Is there any conversation between your party, Labour Party in Lagos and PDP in Lagos about a form of coalition at the state level?
The critical leaders and candidates of those two parties have already joined ADC. The founding chairman of PDP in Lagos, members of the Board of Trustees, the people who ordinarily influence candidate selection are already here. People like Bode George, who is widely regarded as the leader of PDP in Lagos, still has to be engaged, but that conversation cannot happen meaningfully until after primaries have been held. You cannot bring a candidate to a coalition conversation until you have one. And given the legal disputes ongoing in some parties, it would be premature to make commitments on unstable foundations.
What is the state of your membership drive in Lagos, particularly at the grassroots level?
Our membership growth has been extraordinary. I will not give you a specific figure because the process is ongoing, but I can tell you that we set up a membership mobilisation committee just last week. They were inaugurated in Abuja, and their mandate is to fast-track additional mobilisation. We have just ordered another 100,000 membership cards for Lagos, out of 400,000 we have requested nationally. That alone tells you the level of optimism we have about organic growth.
We have hundreds of support groups legally recognised by the party and representing critical interests. Some of them are politically active; others simply align with our values and are mobilising on our behalf, conducting civic education and encouraging voter registration. Every single day, a minimum of 10 groups send us names of people they want incorporated into our various leadership structures. That is evidence of the unusual growth this coalition has generated.
We also now have, within the party, all of the elected members who were previously in the legacy parties. Four members of the House of Representatives and one National Assembly member all five from Lagos have joined ADC. We already hold four out of 24 seats in the House of Representatives, and we are focused on retaining those and winning the remaining twenty. The voters who gave those representatives their mandates are still in this party. They are still available to vote accordingly, with the added benefit of the broader network we have built over the past three and a half years.
Our chances are extremely high, and you can tell the ruling party is nervous. Every time we hold a meeting and they hear about it, the police are sent to shut it down. No other party is experiencing that kind of targeted disruption, and no other party is doing the kind of grassroots mobilisation we are doing. Every weekend, without fail, there is a stakeholders’ meeting somewhere, with 80 to 100 people gathered. We do not even have candidates and yet people are coming.

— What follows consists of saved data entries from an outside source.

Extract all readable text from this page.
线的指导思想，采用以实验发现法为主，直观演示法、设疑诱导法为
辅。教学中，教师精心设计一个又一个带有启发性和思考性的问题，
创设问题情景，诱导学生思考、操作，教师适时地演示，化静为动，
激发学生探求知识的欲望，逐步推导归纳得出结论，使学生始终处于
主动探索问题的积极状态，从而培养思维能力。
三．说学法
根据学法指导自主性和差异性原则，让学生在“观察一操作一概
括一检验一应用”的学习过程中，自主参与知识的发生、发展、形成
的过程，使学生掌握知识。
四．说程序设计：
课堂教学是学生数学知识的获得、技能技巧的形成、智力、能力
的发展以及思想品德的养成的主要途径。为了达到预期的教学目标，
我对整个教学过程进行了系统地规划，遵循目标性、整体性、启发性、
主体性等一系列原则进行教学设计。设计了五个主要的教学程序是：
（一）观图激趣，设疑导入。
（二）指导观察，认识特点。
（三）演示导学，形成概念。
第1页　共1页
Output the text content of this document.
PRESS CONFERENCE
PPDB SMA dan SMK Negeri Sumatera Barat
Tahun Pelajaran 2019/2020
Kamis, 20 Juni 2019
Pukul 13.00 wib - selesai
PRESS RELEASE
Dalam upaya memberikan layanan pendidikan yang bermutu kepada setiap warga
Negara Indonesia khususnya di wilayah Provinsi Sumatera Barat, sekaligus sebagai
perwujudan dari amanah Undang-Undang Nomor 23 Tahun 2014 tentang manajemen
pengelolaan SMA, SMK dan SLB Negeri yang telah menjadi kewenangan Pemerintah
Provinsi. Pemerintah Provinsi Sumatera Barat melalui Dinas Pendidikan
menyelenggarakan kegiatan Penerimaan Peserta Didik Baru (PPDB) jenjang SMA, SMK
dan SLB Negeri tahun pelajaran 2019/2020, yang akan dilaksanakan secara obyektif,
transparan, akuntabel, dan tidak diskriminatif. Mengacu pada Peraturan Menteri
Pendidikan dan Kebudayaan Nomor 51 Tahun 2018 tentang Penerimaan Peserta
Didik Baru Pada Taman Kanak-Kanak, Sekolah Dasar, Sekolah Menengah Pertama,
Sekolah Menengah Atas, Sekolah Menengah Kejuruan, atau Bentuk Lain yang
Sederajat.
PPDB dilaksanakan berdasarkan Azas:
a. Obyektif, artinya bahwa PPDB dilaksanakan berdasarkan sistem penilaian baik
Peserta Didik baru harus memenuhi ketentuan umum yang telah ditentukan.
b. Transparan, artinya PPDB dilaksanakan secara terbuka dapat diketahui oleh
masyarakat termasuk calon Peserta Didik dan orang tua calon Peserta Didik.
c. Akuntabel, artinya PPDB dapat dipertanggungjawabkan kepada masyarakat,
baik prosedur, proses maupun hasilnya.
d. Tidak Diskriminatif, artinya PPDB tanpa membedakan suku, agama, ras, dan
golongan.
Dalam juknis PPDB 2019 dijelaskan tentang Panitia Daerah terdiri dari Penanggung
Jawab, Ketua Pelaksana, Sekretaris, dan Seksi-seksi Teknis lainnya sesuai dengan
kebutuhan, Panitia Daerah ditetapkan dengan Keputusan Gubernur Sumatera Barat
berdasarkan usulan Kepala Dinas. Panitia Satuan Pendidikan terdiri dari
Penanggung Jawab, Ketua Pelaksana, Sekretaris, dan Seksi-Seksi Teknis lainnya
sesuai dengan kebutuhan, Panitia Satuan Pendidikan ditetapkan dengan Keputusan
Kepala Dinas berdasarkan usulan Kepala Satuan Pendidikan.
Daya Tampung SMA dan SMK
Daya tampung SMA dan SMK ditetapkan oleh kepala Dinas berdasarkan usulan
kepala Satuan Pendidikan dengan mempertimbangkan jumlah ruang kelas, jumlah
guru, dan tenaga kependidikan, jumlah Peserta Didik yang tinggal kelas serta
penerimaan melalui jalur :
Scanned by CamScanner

What is going to be your selling point to the electorate?
Our selling point is knowing what the electorate wants and giving it to them. They are the ones paying taxes. They are the ones feeling the impact of service delivery or the lack of it. They are the ones experiencing the abuse and the hardship coming from government, and they want change.
There would be no coalition if people were not unhappy. There would be no agitation for change without widespread suffering. According to Newton’s first law of motion, an object remains at rest unless acted upon by a greater force. People do not want change if they are comfortable. The fact of the matter is that people are uncomfortable across the country, and this coalition is a direct response to that discomfort. It is not the product of one person’s ambition. It is a response to the yearnings, the cries and the frustration of ordinary Nigerians asking when the suffering will end.